Visitors to exhibitions are always forthcoming with someone they want to introduce me to, too. Finding artists is not a problem, finding the ones that are right for this kind of platform takes some discernment and luck. I’ve been very lucky — always. Putting a good group together makes for a very energetic space while still feeling warm and welcoming. At every turn a visitor will run into a participating artist. The atmosphere created due to the work and the mix of artists at every stage of their career is conducive to shedding snobbishness, self importance, any sense of entitlement and enjoy being part of something bigger than just their allocated space. It is very much a functioning community by the end.

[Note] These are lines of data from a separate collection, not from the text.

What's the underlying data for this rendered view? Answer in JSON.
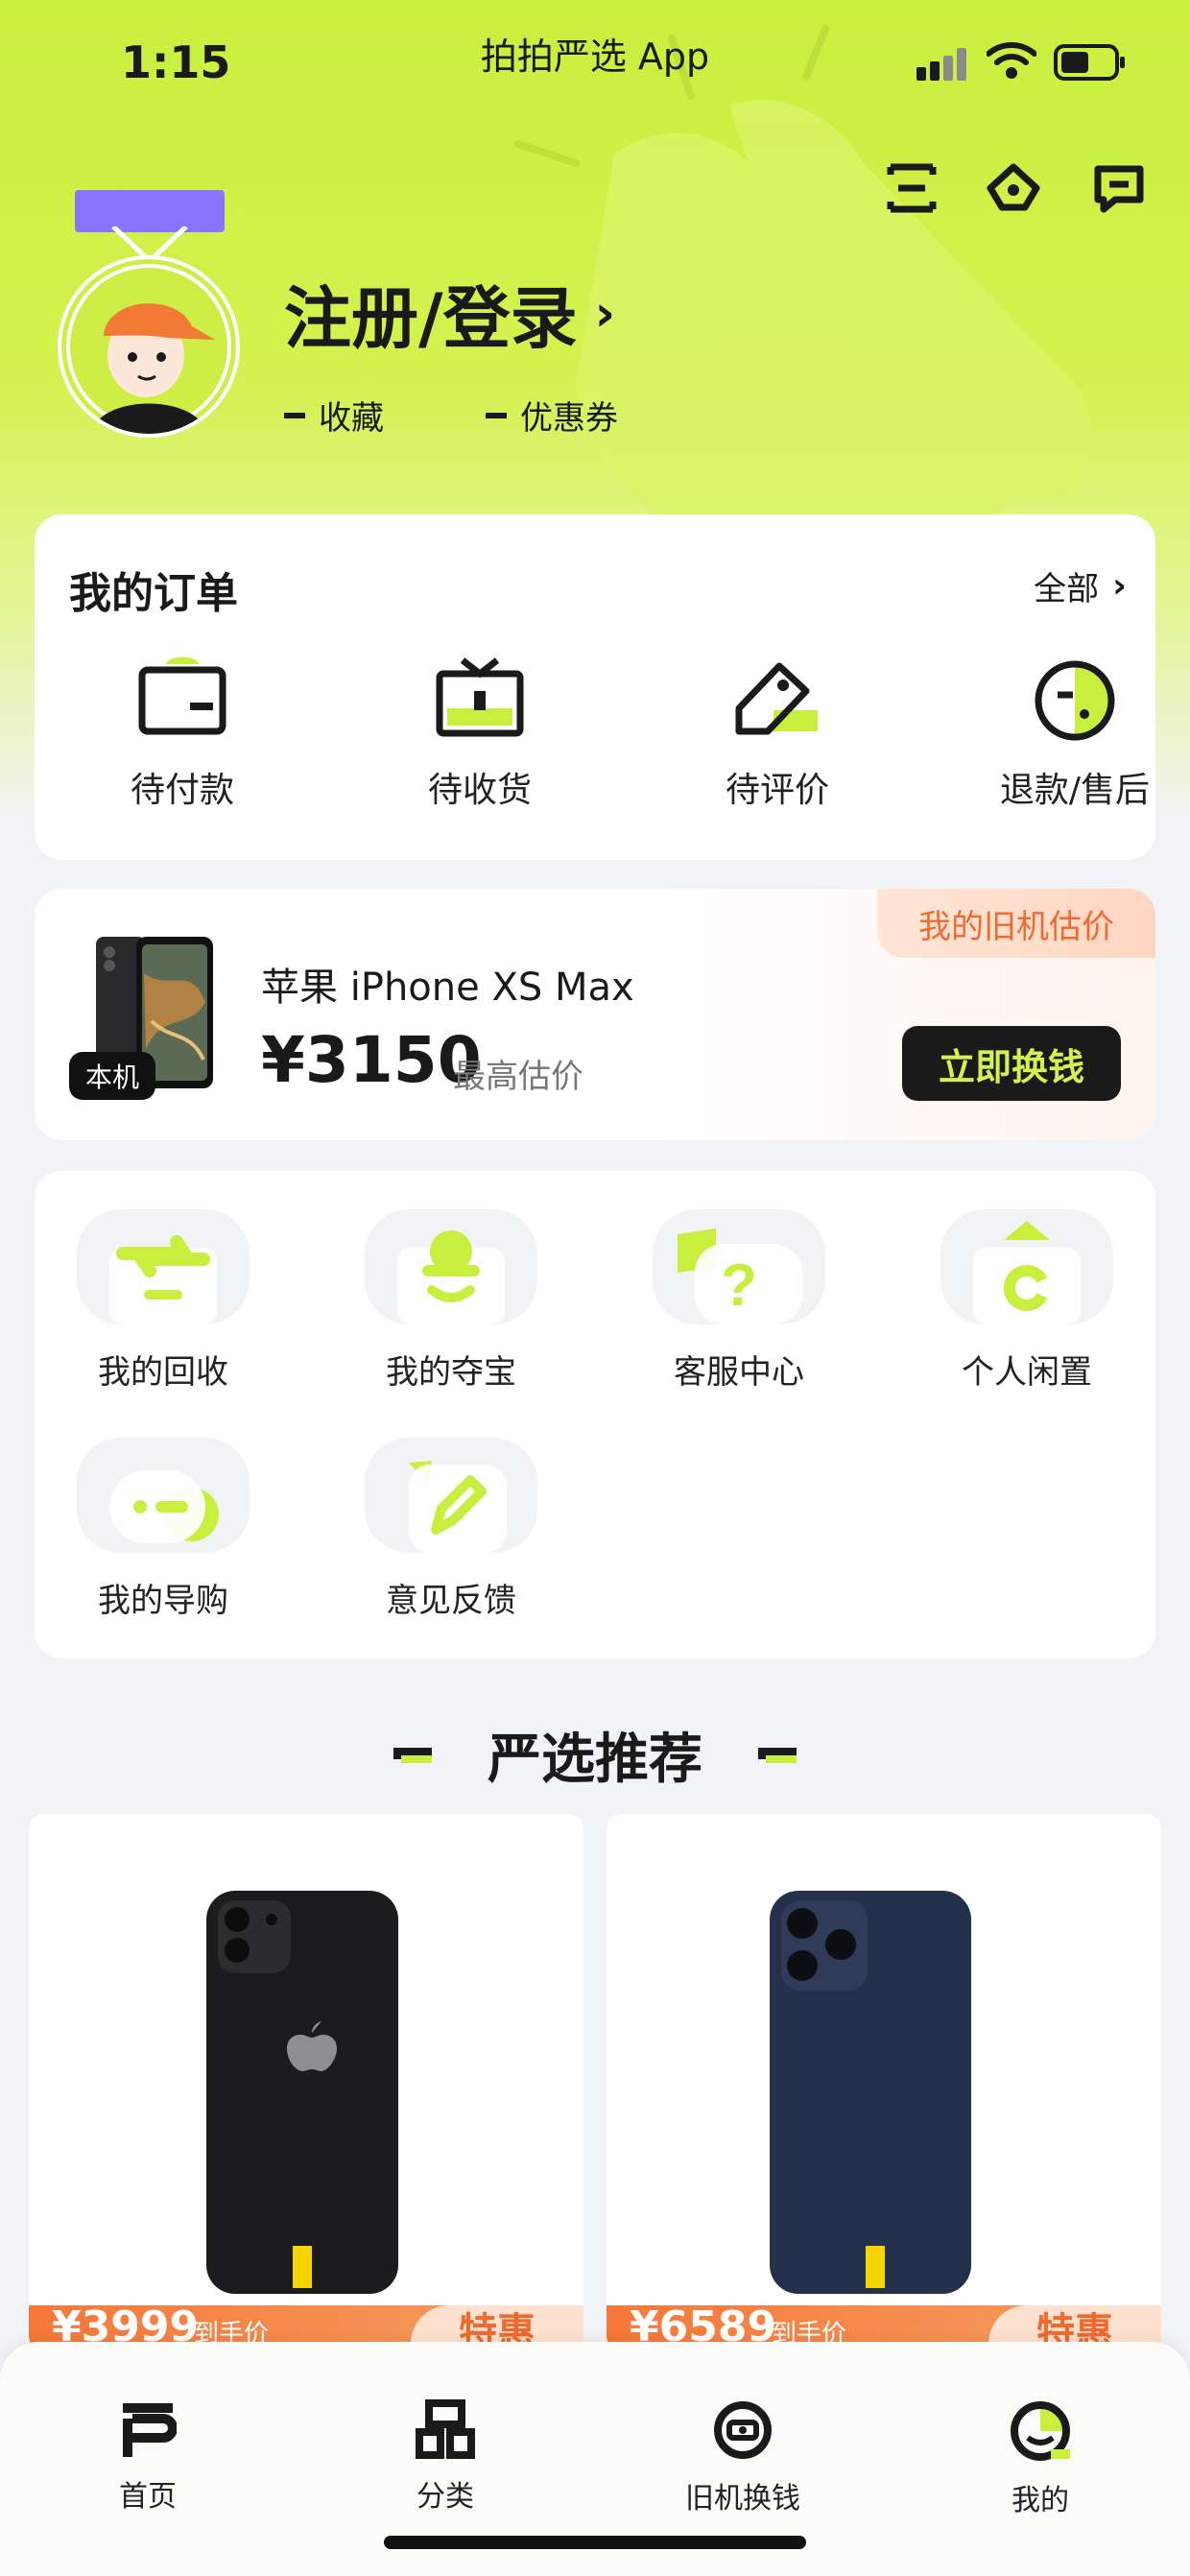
{
  "status_bar": {
    "time": "1:15",
    "app_name": "拍拍严选 App"
  },
  "header": {
    "icons": [
      "scan-icon",
      "service-icon",
      "message-icon"
    ]
  },
  "profile": {
    "login_label": "注册/登录",
    "favorites_label": "收藏",
    "coupons_label": "优惠券"
  },
  "orders": {
    "title": "我的订单",
    "all_label": "全部",
    "items": [
      {
        "label": "待付款",
        "icon": "wallet-icon"
      },
      {
        "label": "待收货",
        "icon": "tv-box-icon"
      },
      {
        "label": "待评价",
        "icon": "tag-pen-icon"
      },
      {
        "label": "退款/售后",
        "icon": "refund-icon"
      }
    ]
  },
  "trade_in": {
    "tag": "我的旧机估价",
    "badge": "本机",
    "model": "苹果 iPhone XS Max",
    "price": "¥3150",
    "price_label": "最高估价",
    "button": "立即换钱"
  },
  "services": [
    {
      "label": "我的回收",
      "icon": "recycle-icon"
    },
    {
      "label": "我的夺宝",
      "icon": "treasure-icon"
    },
    {
      "label": "客服中心",
      "icon": "help-icon"
    },
    {
      "label": "个人闲置",
      "icon": "idle-icon"
    },
    {
      "label": "我的导购",
      "icon": "guide-icon"
    },
    {
      "label": "意见反馈",
      "icon": "feedback-icon"
    }
  ],
  "recommend": {
    "title": "严选推荐",
    "products": [
      {
        "price": "¥3999",
        "price_label": "到手价",
        "deal": "特惠",
        "color": "#1c1c1e"
      },
      {
        "price": "¥6589",
        "price_label": "到手价",
        "deal": "特惠",
        "color": "#25304a"
      }
    ]
  },
  "tabbar": {
    "items": [
      {
        "label": "首页",
        "icon": "home-icon"
      },
      {
        "label": "分类",
        "icon": "category-icon"
      },
      {
        "label": "旧机换钱",
        "icon": "trade-in-icon"
      },
      {
        "label": "我的",
        "icon": "profile-icon"
      }
    ]
  },
  "colors": {
    "accent": "#c9ef3e",
    "dark": "#1a1a1a",
    "orange": "#f06a2e",
    "purple": "#8a73ff"
  }
}
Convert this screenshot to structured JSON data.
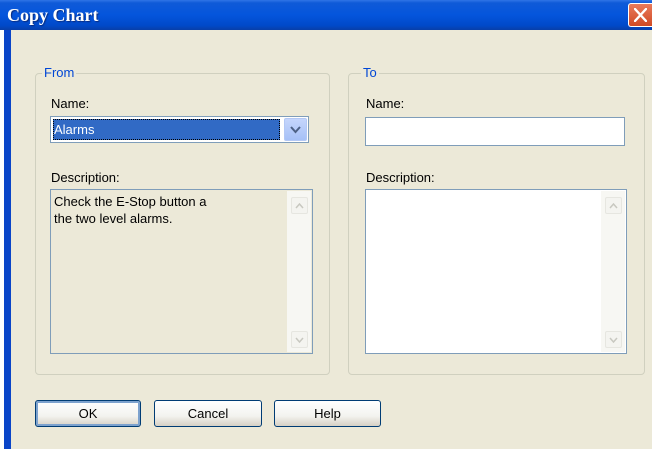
{
  "window": {
    "title": "Copy Chart"
  },
  "from": {
    "group_label": "From",
    "name_label": "Name:",
    "name_value": "Alarms",
    "description_label": "Description:",
    "description_text": "Check the E-Stop button a\nthe two level alarms."
  },
  "to": {
    "group_label": "To",
    "name_label": "Name:",
    "name_value": "",
    "description_label": "Description:",
    "description_text": ""
  },
  "buttons": {
    "ok": "OK",
    "cancel": "Cancel",
    "help": "Help"
  },
  "icons": {
    "close": "close-icon",
    "dropdown": "chevron-down-icon",
    "scroll_up": "scroll-up-arrow-icon",
    "scroll_down": "scroll-down-arrow-icon"
  },
  "colors": {
    "titlebar": "#0455dc",
    "dialog_background": "#ece9d8",
    "selection": "#316ac5",
    "group_label": "#0046d5"
  }
}
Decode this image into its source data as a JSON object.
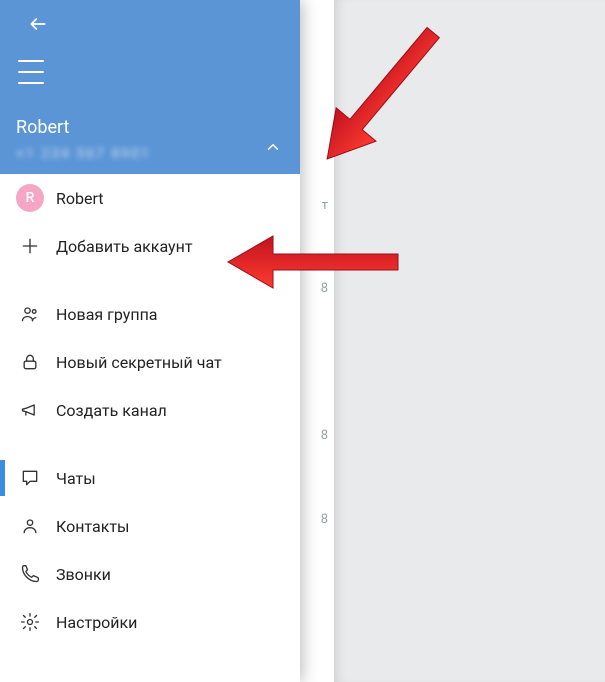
{
  "header": {
    "account_name": "Robert",
    "account_phone": "+1 234 567 8901"
  },
  "accounts": {
    "current_initial": "R",
    "current_label": "Robert",
    "add_label": "Добавить аккаунт"
  },
  "menu": {
    "new_group": "Новая группа",
    "secret_chat": "Новый секретный чат",
    "create_channel": "Создать канал",
    "chats": "Чаты",
    "contacts": "Контакты",
    "calls": "Звонки",
    "settings": "Настройки"
  },
  "peek": {
    "t1": "т",
    "t2": "8",
    "t3": "8",
    "t4": "8"
  }
}
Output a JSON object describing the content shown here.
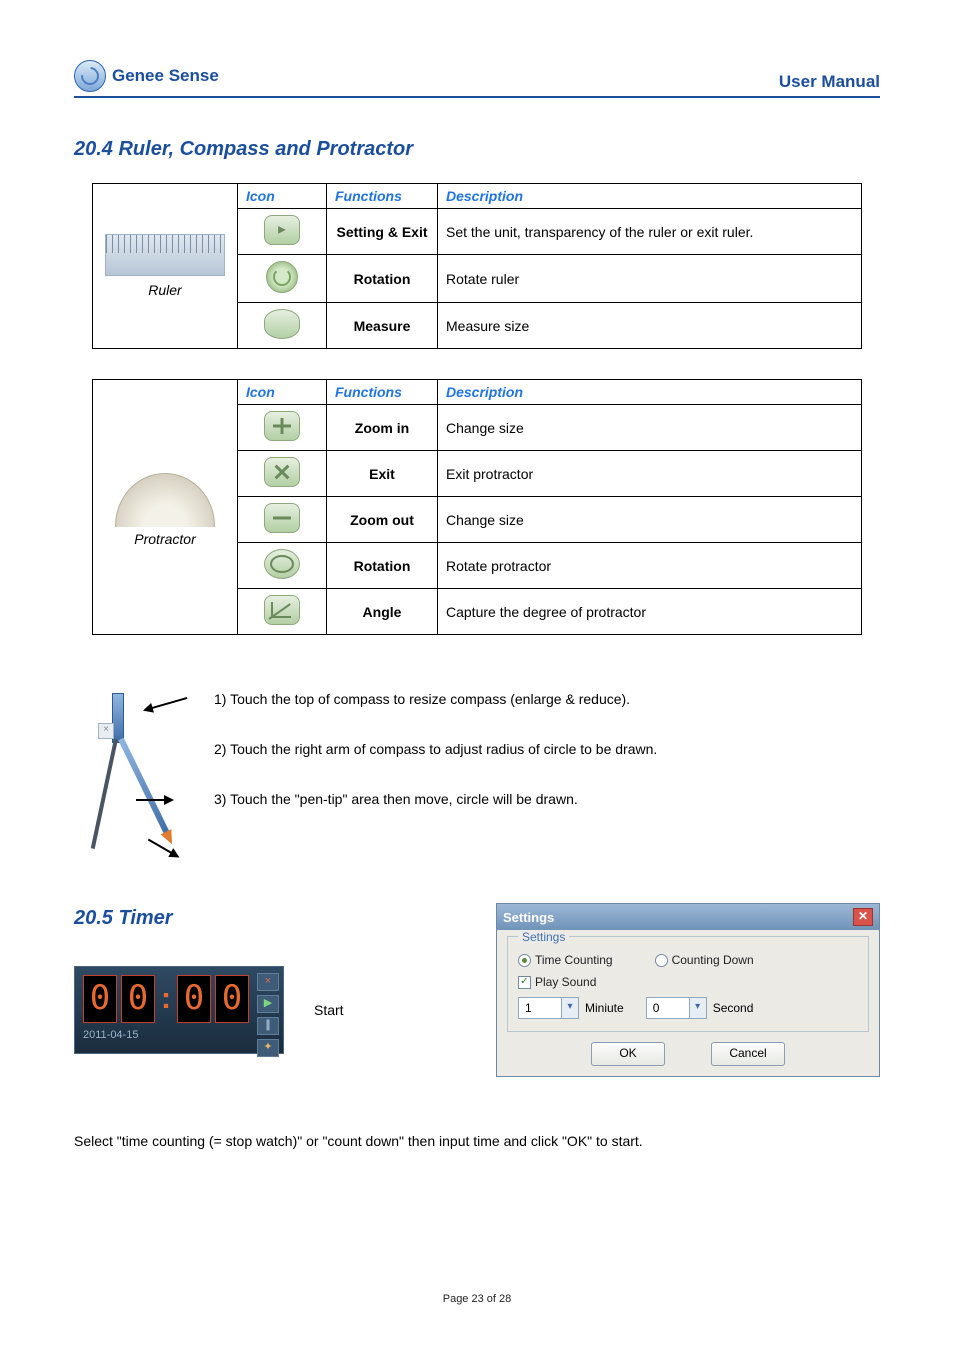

Touching on a more commercial aspect, I know there is no pressure to sell the works, but do any sell?
Yes they do. We just met the buyer this morning through an artist.
Is all work available for sale?
It’s not a requirement that work has to be sellable to be in the space. As you can see a lot of the work around you cannot be titled ‘commercial’. But when suggest that the artist that has work for sale shouldn’t be making a sale, I just think they’re stupid. There were many things in this exhibition in particular that I wish I could have bought. Its a great place to buy art directly from artists.
I collect art, so I agree. Everything should be available. Do you collect art yourself? Or do you collect anything?
Yes, I did before I became a single mother. Ha!
What is your favourite book that you would recommend every curator or artist to read?
Gosh, it wouldn’t be an art book.
My favourite one, I think, off the top of my head, Willa Cather — My Antonia — is an American author and as a child I was given this book. As a teenager I used to skip these long descriptives of her looking out the window on a journey because I wanted to get to the good stuff and I think that’s the whole point now of being in the position that I’m in, that actually those long beautiful descriptions now mean so much to me and you can go back and revisit things.
I think you’ve created something amazing here.
Thank you! It’s been an honour to host the artists and wonderful to have so much positive feedback.